Warning – Reality can be really different from my imagination.
If I were an empty white hall in a Contemporary Art Museum under the scorching sun of Mexico, I’d be a hall where people are used to organize concerts. I’d be a big empty white hall with really high walls and maybe with some impressive windows – but eventually I could get along also without windows. If I were this hall, I’d like to host a drum kit inside me. Not an usual drum kit with few standard elements. If I were this hall, I’d like to host a drum kit with dozens of little additional pieces and tricks (metal and wood objects, chains, bells and maybe nails). I’d like to host an extremely extravagant drum kit. If I were a hall with this kind of drum kit, I’d hope someone would invite Paal Nilssen-Love to come and have a solo concert under my big invisible eyes and ears in the ceiling.

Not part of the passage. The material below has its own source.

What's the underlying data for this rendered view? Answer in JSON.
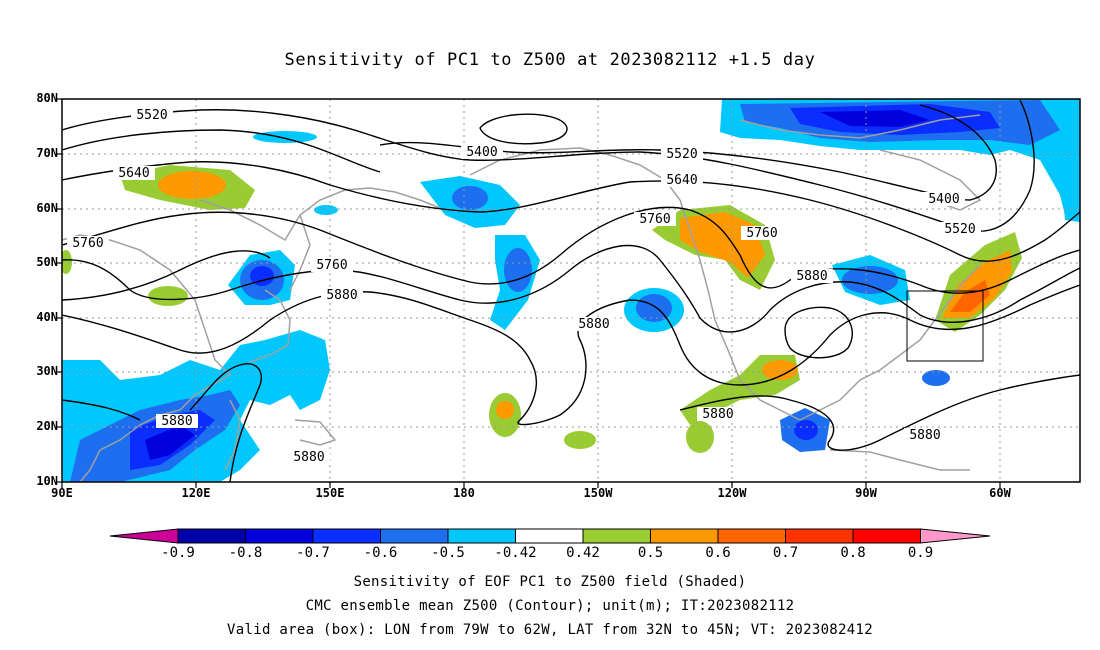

I’d like to be that hall indeed.
As usual, when I have a Paal Nilssen-Love solo album in my hands, I have great expectations about it. And as usual, listening to it, I notice how he achieves to capitalize on all the sonic possibilities of his instrument. In the first half he moves “more traditionally” (don’t believe me!) among dense passages on snare drum igniting the fire with powerful hits on the bass drum and on the other skins. He always balances eruptive moments with more quiet variations as when he starts playing with the vibrations resulting from a bell and the rhythmic pattern given by the obsessive percussion of an object I can’t identity. This very same element – that throws us on the second side – evolves in an intricate and frantic hammering on all the skins of the kit. This is the majestic rock side of Nilssen-Love. But he likes to move also in really sparse, ethereal atmospheres, so we fall back in a “cymbals moment”, where he takes advantages of all the resonances, hisses and vibrations of scraping metal surfaces. Then there is still one more eruption to go.
My perception and judgment of the album is considerably influenced by the low quality of the recording. Especially in the very first minutes of side A, the sound is rather flat and muffled. Luckily it seems there is some fine-tuning along the way.
The concert has been recorded during the Festival El Nicho Aural at Centro Cultural España in Mexico City on the 12th of May. It’s released with a commendable seventies-like cover art just on vinyl by Bocian Records that made also available some excerpts on its website.